Soaring temperatures and strong winds stoked unpredictable bushfires near Australia's capital city on Saturday, closing a major highway and prompting warnings for some residents that it was too late to evacuate. Skies along the Monaro Highway in the Australian Capital Territory turned orange-red as an uncontrolled blaze ballooned to more than 35,000 hectares (74,000 acres) in size.
"The issue we have with the fire activity is that the fire itself is generating its own weather pattern and that, combined with the wind direction, is what is driving that intensity in the fire," ACT Emergency Services Agency Commissioner Georgeina Whelan said in a televised briefing in Canberra.

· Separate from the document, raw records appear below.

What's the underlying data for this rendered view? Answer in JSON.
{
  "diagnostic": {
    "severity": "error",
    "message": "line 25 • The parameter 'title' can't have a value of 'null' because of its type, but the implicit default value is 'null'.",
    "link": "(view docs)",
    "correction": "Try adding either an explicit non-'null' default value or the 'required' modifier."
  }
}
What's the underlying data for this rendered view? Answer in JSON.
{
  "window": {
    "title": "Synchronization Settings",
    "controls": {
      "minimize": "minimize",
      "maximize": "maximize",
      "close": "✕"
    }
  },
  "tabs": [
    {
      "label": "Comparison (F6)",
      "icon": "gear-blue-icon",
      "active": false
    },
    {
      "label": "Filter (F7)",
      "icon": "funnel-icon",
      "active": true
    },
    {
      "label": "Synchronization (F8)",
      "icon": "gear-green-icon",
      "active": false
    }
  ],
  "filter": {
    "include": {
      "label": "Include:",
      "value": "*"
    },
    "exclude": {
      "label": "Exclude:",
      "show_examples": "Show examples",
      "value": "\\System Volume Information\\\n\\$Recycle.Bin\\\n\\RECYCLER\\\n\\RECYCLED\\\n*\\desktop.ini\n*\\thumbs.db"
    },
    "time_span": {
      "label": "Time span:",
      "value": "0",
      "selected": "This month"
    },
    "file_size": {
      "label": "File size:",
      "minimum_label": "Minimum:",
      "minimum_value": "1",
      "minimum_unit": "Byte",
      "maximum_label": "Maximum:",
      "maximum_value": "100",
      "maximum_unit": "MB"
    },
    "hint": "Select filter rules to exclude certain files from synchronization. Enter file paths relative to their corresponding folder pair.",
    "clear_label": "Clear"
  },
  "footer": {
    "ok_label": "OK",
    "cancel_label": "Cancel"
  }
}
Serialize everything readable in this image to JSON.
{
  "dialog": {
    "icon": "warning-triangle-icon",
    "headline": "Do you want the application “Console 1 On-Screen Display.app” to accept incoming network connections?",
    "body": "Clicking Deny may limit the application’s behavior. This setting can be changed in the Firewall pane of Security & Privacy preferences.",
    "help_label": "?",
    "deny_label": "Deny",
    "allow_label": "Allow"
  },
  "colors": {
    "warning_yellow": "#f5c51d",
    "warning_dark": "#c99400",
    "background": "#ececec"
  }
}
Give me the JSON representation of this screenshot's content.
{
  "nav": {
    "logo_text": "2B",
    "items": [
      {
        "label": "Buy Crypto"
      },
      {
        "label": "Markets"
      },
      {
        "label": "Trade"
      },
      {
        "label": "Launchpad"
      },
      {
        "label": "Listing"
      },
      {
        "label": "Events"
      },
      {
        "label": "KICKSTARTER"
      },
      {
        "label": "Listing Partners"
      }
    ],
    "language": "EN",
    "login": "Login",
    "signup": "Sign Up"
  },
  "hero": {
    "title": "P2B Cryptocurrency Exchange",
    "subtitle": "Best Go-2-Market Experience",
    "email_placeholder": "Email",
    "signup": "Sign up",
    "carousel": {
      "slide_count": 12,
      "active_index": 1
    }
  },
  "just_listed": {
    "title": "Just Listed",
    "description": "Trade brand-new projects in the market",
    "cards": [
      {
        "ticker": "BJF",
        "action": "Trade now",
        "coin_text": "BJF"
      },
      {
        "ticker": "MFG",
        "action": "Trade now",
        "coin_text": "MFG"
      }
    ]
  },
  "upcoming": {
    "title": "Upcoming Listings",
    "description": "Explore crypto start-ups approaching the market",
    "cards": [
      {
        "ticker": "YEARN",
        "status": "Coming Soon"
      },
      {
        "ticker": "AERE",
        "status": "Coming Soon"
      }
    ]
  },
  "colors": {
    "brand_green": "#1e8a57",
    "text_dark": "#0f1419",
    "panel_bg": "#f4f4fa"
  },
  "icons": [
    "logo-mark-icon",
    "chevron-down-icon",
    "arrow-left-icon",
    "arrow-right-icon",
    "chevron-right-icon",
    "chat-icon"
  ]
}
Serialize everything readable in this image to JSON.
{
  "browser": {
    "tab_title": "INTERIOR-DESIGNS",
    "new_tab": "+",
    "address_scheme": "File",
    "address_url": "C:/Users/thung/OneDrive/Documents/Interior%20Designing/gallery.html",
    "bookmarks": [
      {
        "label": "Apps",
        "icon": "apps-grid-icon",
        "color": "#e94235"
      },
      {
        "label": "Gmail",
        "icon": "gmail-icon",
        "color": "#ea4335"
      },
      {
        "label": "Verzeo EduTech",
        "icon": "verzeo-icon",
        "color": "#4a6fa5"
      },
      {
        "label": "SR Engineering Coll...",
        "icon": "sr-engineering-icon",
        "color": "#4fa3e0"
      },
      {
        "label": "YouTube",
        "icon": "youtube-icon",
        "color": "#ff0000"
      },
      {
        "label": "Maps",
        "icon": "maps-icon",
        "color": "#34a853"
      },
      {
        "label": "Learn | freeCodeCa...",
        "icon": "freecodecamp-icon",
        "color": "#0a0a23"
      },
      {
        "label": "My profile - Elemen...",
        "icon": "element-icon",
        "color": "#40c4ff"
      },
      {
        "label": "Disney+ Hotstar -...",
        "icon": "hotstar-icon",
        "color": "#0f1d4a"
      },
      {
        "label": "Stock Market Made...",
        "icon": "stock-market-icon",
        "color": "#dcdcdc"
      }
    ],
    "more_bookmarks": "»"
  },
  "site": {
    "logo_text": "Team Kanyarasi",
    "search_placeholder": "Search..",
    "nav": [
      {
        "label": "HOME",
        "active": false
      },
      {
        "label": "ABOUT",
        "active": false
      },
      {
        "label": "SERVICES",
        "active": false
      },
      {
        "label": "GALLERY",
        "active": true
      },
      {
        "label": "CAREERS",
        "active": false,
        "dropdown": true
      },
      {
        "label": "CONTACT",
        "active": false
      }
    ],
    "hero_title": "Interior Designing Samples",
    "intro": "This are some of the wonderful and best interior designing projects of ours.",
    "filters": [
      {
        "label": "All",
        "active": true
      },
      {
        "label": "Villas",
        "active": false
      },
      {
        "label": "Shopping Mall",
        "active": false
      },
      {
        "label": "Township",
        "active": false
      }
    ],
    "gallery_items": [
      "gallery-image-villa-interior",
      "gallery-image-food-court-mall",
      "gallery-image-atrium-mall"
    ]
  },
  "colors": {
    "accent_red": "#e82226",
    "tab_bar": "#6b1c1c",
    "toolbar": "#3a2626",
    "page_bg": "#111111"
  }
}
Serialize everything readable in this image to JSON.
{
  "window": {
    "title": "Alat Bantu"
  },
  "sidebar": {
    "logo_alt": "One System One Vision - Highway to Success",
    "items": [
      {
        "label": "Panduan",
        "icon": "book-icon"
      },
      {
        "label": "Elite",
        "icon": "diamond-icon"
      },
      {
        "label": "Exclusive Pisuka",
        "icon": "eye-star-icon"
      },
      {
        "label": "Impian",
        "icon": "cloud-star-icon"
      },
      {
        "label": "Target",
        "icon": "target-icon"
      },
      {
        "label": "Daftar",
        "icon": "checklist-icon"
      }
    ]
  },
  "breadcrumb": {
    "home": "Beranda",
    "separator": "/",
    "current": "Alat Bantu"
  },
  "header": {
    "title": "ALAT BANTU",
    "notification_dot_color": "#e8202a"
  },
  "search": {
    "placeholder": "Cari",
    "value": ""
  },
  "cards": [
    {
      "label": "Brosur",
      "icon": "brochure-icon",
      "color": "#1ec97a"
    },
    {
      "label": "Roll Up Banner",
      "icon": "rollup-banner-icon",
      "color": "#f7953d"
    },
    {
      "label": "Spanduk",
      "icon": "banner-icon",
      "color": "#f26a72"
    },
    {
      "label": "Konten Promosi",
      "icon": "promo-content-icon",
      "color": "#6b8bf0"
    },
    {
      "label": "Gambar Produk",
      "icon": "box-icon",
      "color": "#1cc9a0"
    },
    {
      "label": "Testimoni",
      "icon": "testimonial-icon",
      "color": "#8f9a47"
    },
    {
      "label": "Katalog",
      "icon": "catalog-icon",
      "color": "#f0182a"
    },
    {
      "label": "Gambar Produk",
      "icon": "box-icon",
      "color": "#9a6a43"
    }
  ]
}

A state of emergency declared
The territory, home to the country's capital, Canberra, declared a state of emergency on Friday in anticipation of the severely hot and windy conditions that are expected to last through the weekend. It is the area's first declared emergency since 2003 when four people were killed and almost 500 homes destroyed in wildfires.
A second major uncontrolled fire was burning slightly further south in the Snowy Monaro region of New South Wales state, the same alpine area where an air tanker crashed on Jan. 22 killing three American firefighters. Temperatures were forecast to top 40 Celsius (104 Fahrenheit) in several parts of both NSW and the ACT on Saturday, prompting widespread warnings for people to be alert to the potential fire danger.
New South Wales struggles
More than 60 fires were burning in NSW, with a third of those uncontained and officials issuing emergency level warnings for five in the state's south. Around 20 fires were burning in Victoria state, with one at emergency level. Away from the firegrounds, intense rainfall was forecast, with authorities warning of potential "dangerous and life-threatening flash flooding."
"When it comes to the weather, it's really the tale of two states," Victoria Emergency Management Commissioner Andrew Crisp said on Saturday. Australia's devastating and prolonged bushfire season has killed 33 people and an estimated 1 billion native animals since September. About 2,500 homes have been destroyed and more than 11.7 million hectares (117,000 sq km) of tinder-dry bushland have been razed.